Cancer-associated fibroblasts (CAFs) perform diverse roles and can modulate therapy responses¹. The inflammatory environment within tumours also influences responses to many therapies, including the efficacy of oncolytic viruses²; however, the role of CAFs in this context remains unclear. Furthermore, little is known about the cell signalling triggered by heterotypic cancer cell–fibroblast contacts and about what activates fibroblasts to express inflammatory mediators^1,3. Here, we show that direct contact between cancer cells and CAFs triggers the expression of a wide range of inflammatory modulators by fibroblasts. This is initiated following transcytosis of cytoplasm from cancer cells into fibroblasts, leading to the activation of STING and IRF3-mediated expression of interferon-β1 and other cytokines. Interferon-β1 then drives interferon-stimulated transcriptional programs in both cancer cells and stromal fibroblasts and ultimately undermines the efficacy of oncolytic viruses, both in vitro and in vivo. Further, targeting IRF3 solely in stromal fibroblasts restores oncolytic herpes simplex virus function.
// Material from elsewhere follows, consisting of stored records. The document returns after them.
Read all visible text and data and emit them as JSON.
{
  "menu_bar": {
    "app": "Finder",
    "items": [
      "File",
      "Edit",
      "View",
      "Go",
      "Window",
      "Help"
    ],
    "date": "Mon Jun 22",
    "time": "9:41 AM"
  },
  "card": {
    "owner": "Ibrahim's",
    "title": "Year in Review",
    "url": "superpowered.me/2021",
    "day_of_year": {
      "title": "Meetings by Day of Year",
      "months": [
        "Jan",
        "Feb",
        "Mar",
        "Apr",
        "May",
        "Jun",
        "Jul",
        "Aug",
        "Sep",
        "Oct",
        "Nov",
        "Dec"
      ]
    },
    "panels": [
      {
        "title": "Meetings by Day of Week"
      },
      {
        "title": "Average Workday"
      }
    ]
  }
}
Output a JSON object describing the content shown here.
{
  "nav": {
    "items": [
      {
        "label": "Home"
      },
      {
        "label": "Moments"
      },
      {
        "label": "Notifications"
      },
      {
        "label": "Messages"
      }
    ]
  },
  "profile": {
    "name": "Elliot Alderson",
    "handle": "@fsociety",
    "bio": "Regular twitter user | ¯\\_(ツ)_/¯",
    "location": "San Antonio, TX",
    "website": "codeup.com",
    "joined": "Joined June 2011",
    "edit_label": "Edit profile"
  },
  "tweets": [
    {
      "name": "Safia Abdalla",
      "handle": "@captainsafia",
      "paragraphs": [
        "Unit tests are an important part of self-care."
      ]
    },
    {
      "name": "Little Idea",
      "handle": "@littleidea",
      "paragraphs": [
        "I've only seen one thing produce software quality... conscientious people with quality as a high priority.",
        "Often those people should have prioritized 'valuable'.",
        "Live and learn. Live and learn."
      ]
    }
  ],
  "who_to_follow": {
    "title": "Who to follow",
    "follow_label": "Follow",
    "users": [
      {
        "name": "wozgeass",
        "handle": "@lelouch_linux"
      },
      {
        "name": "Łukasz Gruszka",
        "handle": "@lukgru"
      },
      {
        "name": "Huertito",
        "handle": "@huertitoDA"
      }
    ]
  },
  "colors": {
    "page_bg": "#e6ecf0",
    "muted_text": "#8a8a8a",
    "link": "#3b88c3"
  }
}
癌症相关成纤维细胞 (CAF) 发挥着不同的作用，并且可以调节治疗反应¹ 。肿瘤内的炎症环境也会影响对许多疗法的反应，包括溶瘤病毒的功效² ；然而，CAF 在这方面的作用仍不清楚。此外，人们对异型癌细胞-成纤维细胞接触触发的细胞信号传导以及激活成纤维细胞表达炎症介质的因素知之甚少^1,3 。在这里，我们发现癌细胞和 CAF 之间的直接接触会触发成纤维细胞表达多种炎症调节剂。这是在细胞质从癌细胞转胞吞进入成纤维细胞后启动的，导致 STING 激活和 IRF3 介导的干扰素 β1 和其他细胞因子的表达。然后，干扰素-β1 在癌细胞和基质成纤维细胞中驱动干扰素刺激的转录程序，并最终在体外和体内破坏溶瘤病毒的功效。此外，仅靶向基质成纤维细胞中的 IRF3 可恢复溶瘤单纯疱疹病毒功能。